We conclude with a statement of scientific humility. The present results should not be taken as clear evidence of cultural differences in personality. Our article is just one small step toward the goal of measuring personality differences across cultures. One obstacle to revealing such differences is that national differences appear to be relatively small compared to personality differences within nations. One possible explanation for this is that personality variations are caused by biological rather than cultural factors. For example, twin studies suggest that 40% of the variation in personality traits is caused by genetic variation within a population, while cross-cultural studies suggest that at most 10% of the variation is caused by genetic influences. cultural in the average population. Therefore, although the discovery of cultural differences in personality is of great academic interest, the evidence of cultural differences between nations should not be used to stereotype individuals from different nations. Finally, it is important to distinguish between the personality traits captured by the Big Five Traits and other personality attributes such as attitudes, values, or goals that may be more influenced by culture. The main contribution of this article is to show that cultural differences in response styles exist and bias national personality comparisons with simple mean scales. Future studies should take response styles into account.

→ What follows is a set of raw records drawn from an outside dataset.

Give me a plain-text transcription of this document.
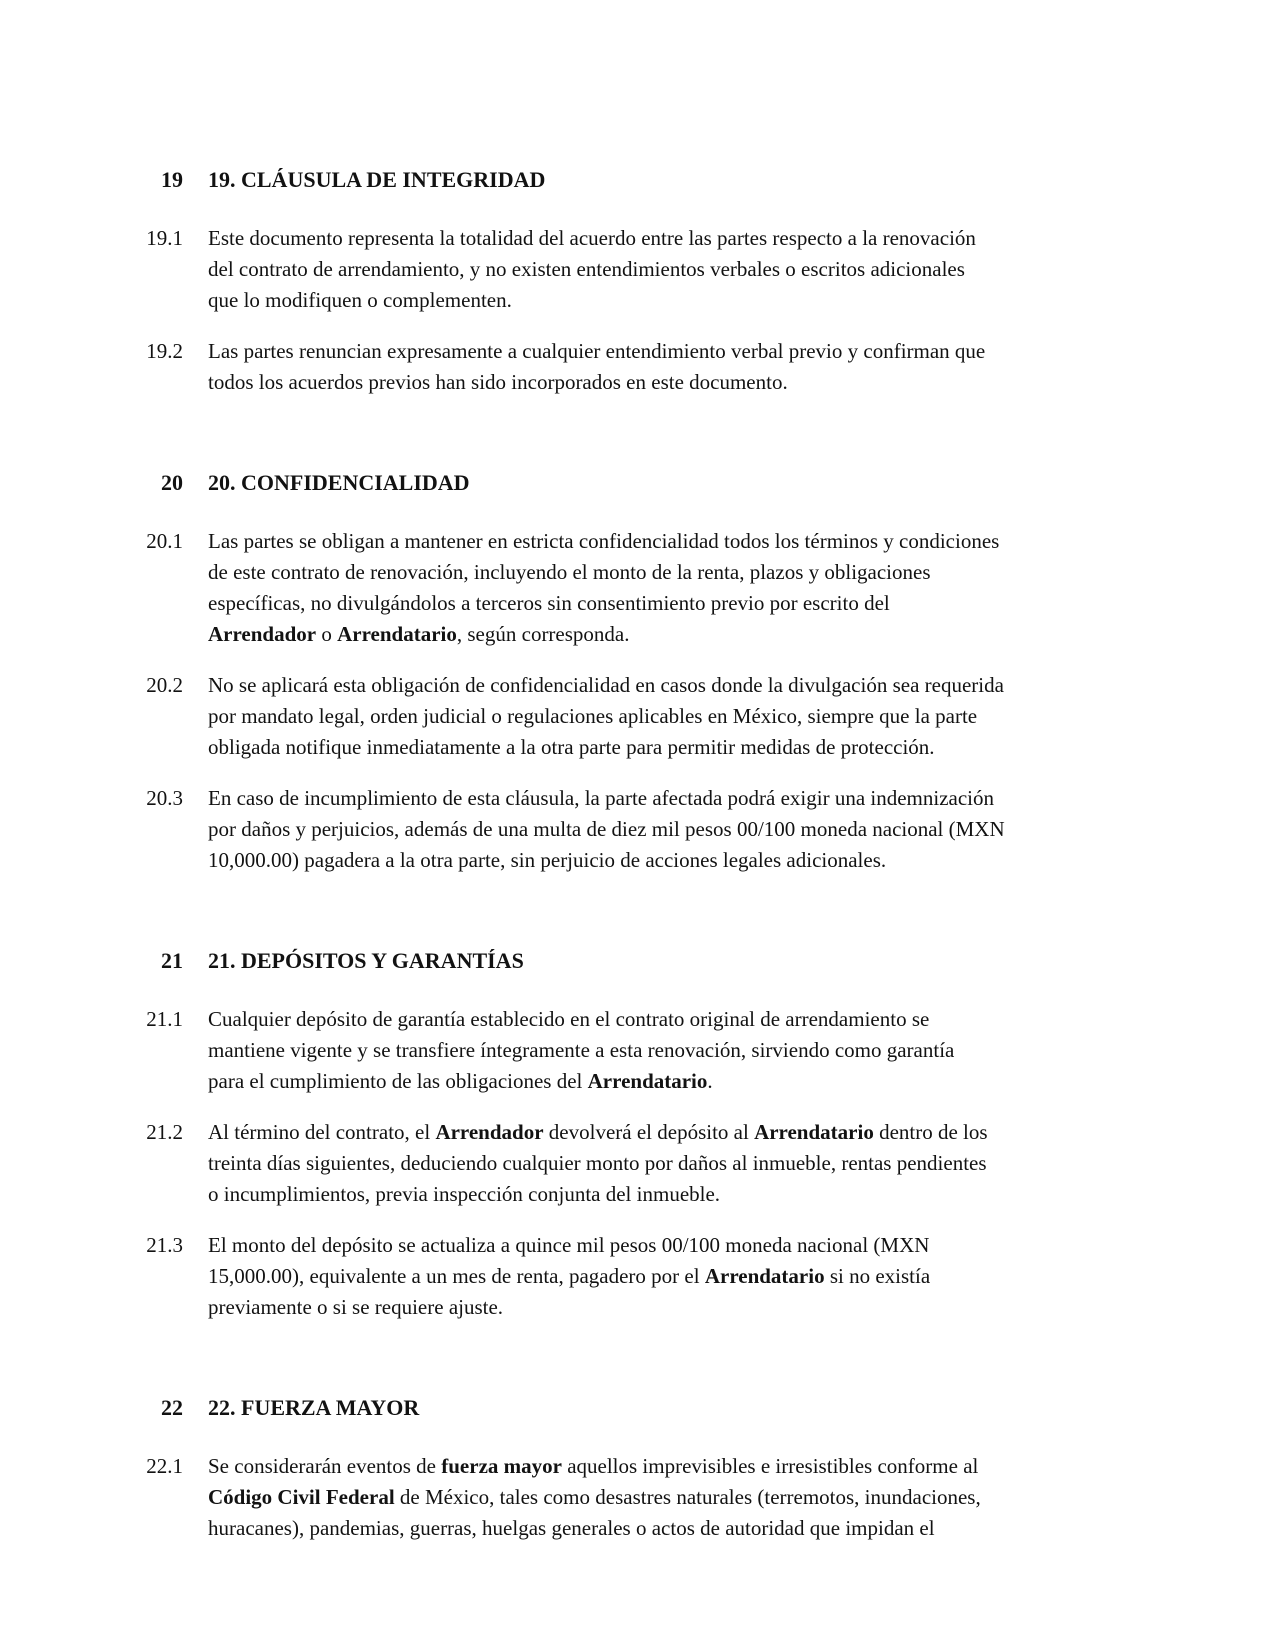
19 19. CLÁUSULA DE INTEGRIDAD
19.1 Este documento representa la totalidad del acuerdo entre las partes respecto a la renovación
del contrato de arrendamiento, y no existen entendimientos verbales o escritos adicionales
que lo modifiquen o complementen.
19.2 Las partes renuncian expresamente a cualquier entendimiento verbal previo y confirman que
todos los acuerdos previos han sido incorporados en este documento.
20 20. CONFIDENCIALIDAD
20.1 Las partes se obligan a mantener en estricta confidencialidad todos los términos y condiciones
de este contrato de renovación, incluyendo el monto de la renta, plazos y obligaciones
específicas, no divulgándolos a terceros sin consentimiento previo por escrito del
Arrendador o Arrendatario, según corresponda.
20.2 No se aplicará esta obligación de confidencialidad en casos donde la divulgación sea requerida
por mandato legal, orden judicial o regulaciones aplicables en México, siempre que la parte
obligada notifique inmediatamente a la otra parte para permitir medidas de protección.
20.3 En caso de incumplimiento de esta cláusula, la parte afectada podrá exigir una indemnización
por daños y perjuicios, además de una multa de diez mil pesos 00/100 moneda nacional (MXN
10,000.00) pagadera a la otra parte, sin perjuicio de acciones legales adicionales.
21 21. DEPÓSITOS Y GARANTÍAS
21.1 Cualquier depósito de garantía establecido en el contrato original de arrendamiento se
mantiene vigente y se transfiere íntegramente a esta renovación, sirviendo como garantía
para el cumplimiento de las obligaciones del Arrendatario.
21.2 Al término del contrato, el Arrendador devolverá el depósito al Arrendatario dentro de los
treinta días siguientes, deduciendo cualquier monto por daños al inmueble, rentas pendientes
o incumplimientos, previa inspección conjunta del inmueble.
21.3 El monto del depósito se actualiza a quince mil pesos 00/100 moneda nacional (MXN
15,000.00), equivalente a un mes de renta, pagadero por el Arrendatario si no existía
previamente o si se requiere ajuste.
22 22. FUERZA MAYOR
22.1 Se considerarán eventos de fuerza mayor aquellos imprevisibles e irresistibles conforme al
Código Civil Federal de México, tales como desastres naturales (terremotos, inundaciones,
huracanes), pandemias, guerras, huelgas generales o actos de autoridad que impidan el
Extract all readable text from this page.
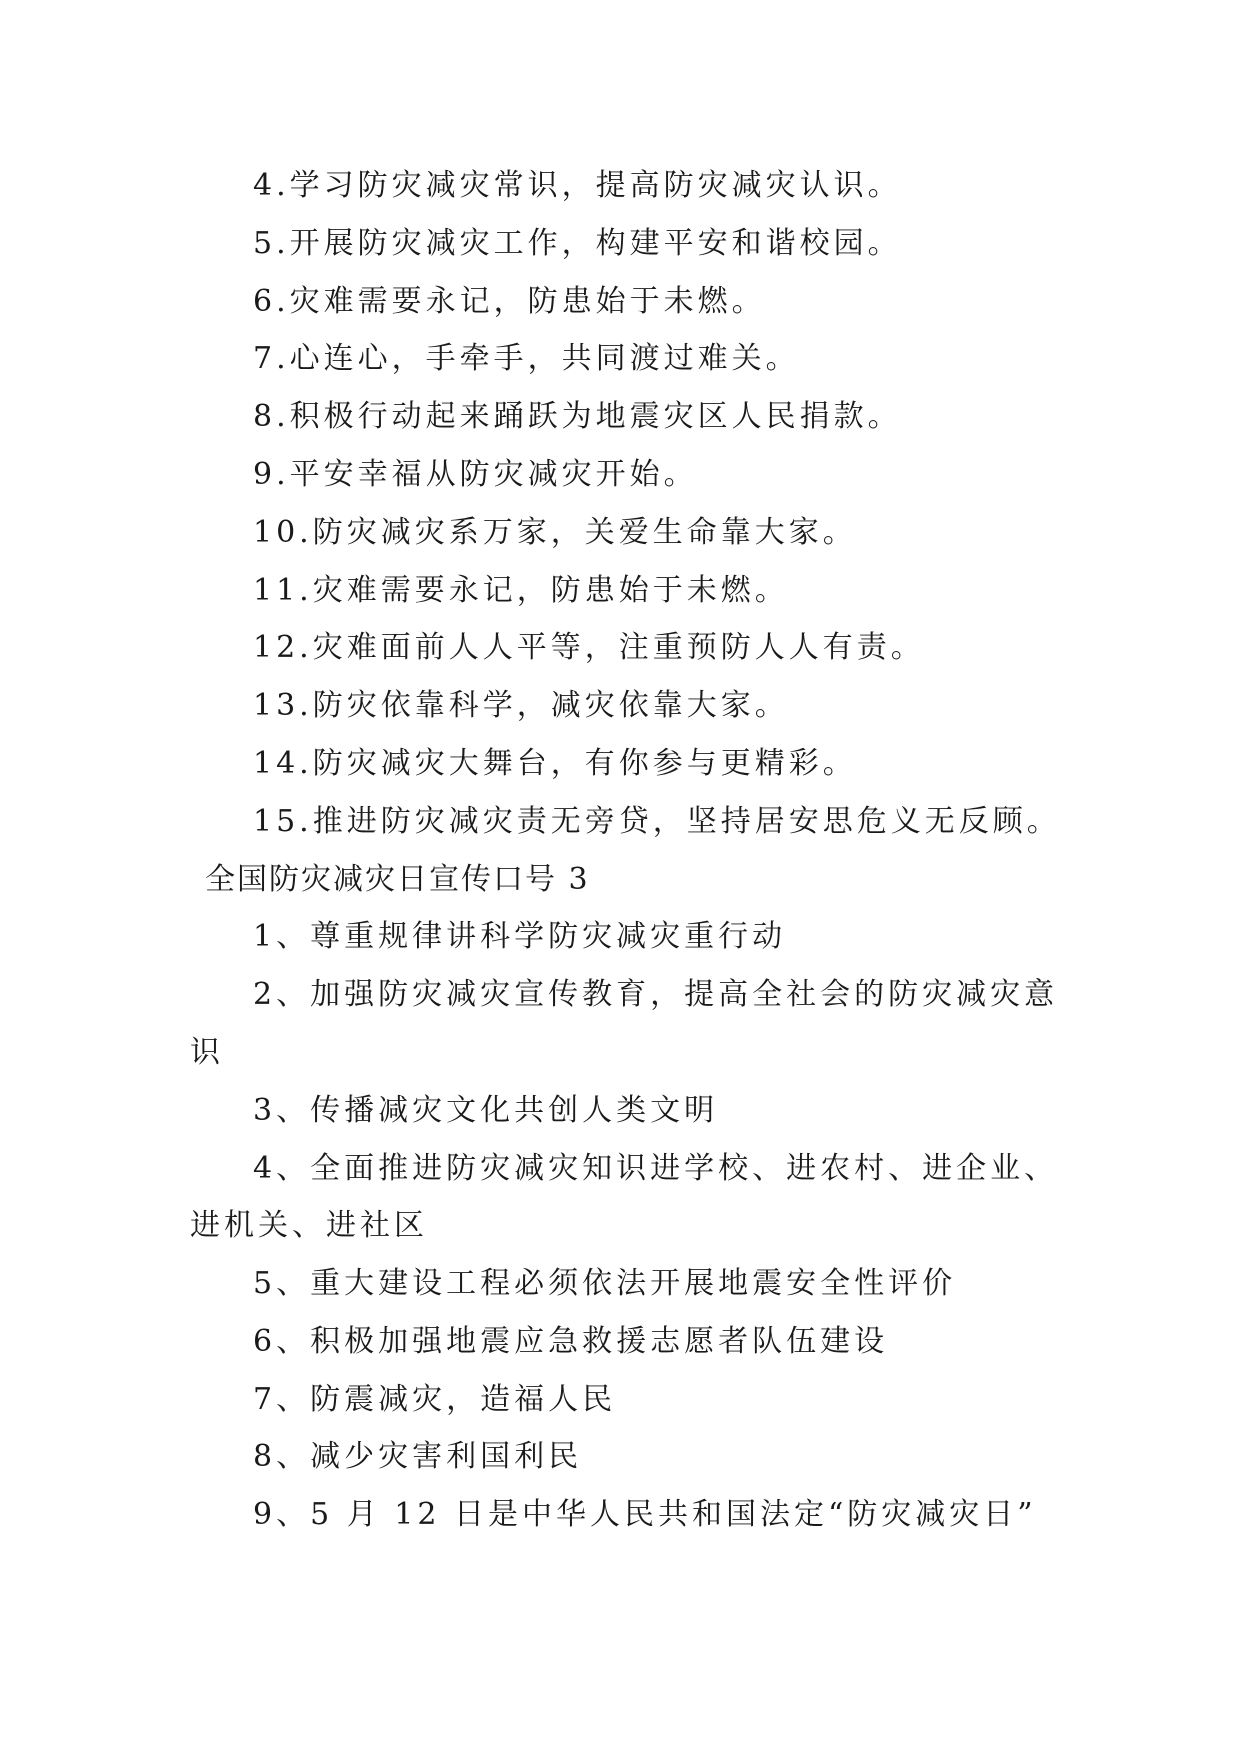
4.学习防灾减灾常识，提高防灾减灾认识。
5.开展防灾减灾工作，构建平安和谐校园。
6.灾难需要永记，防患始于未燃。
7.心连心，手牵手，共同渡过难关。
8.积极行动起来踊跃为地震灾区人民捐款。
9.平安幸福从防灾减灾开始。
10.防灾减灾系万家，关爱生命靠大家。
11.灾难需要永记，防患始于未燃。
12.灾难面前人人平等，注重预防人人有责。
13.防灾依靠科学，减灾依靠大家。
14.防灾减灾大舞台，有你参与更精彩。
15.推进防灾减灾责无旁贷，坚持居安思危义无反顾。
全国防灾减灾日宣传口号 3
1、尊重规律讲科学防灾减灾重行动
2、加强防灾减灾宣传教育，提高全社会的防灾减灾意
识
3、传播减灾文化共创人类文明
4、全面推进防灾减灾知识进学校、进农村、进企业、
进机关、进社区
5、重大建设工程必须依法开展地震安全性评价
6、积极加强地震应急救援志愿者队伍建设
7、防震减灾，造福人民
8、减少灾害利国利民
9、5 月 12 日是中华人民共和国法定“防灾减灾日”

Cronbach, L.J. (1942). Studies of acquiescence as a factor in true-false tests.Journal of Educational Psychology, 33(6), 401–415.

Heine, S.J. & Buchtel, E.E. (2009). Personality: The universal and the culturally specific.annual journal of psychology, 60,369–394.

Perugini, M. & Richetin, J. (2007). In the land of the blind, the one-eyed man is king.European Personality Magazine, 21(8), 977–981.

Schmack, U. (2020). Science of personality: the science of human diversity. Hat, 978-1-77412-253-2.

Terracciano, A. et al. (2005). The national character does not reflect the petty personality.
Trait levels in 49 cultures.Sciences, 310, 96–100.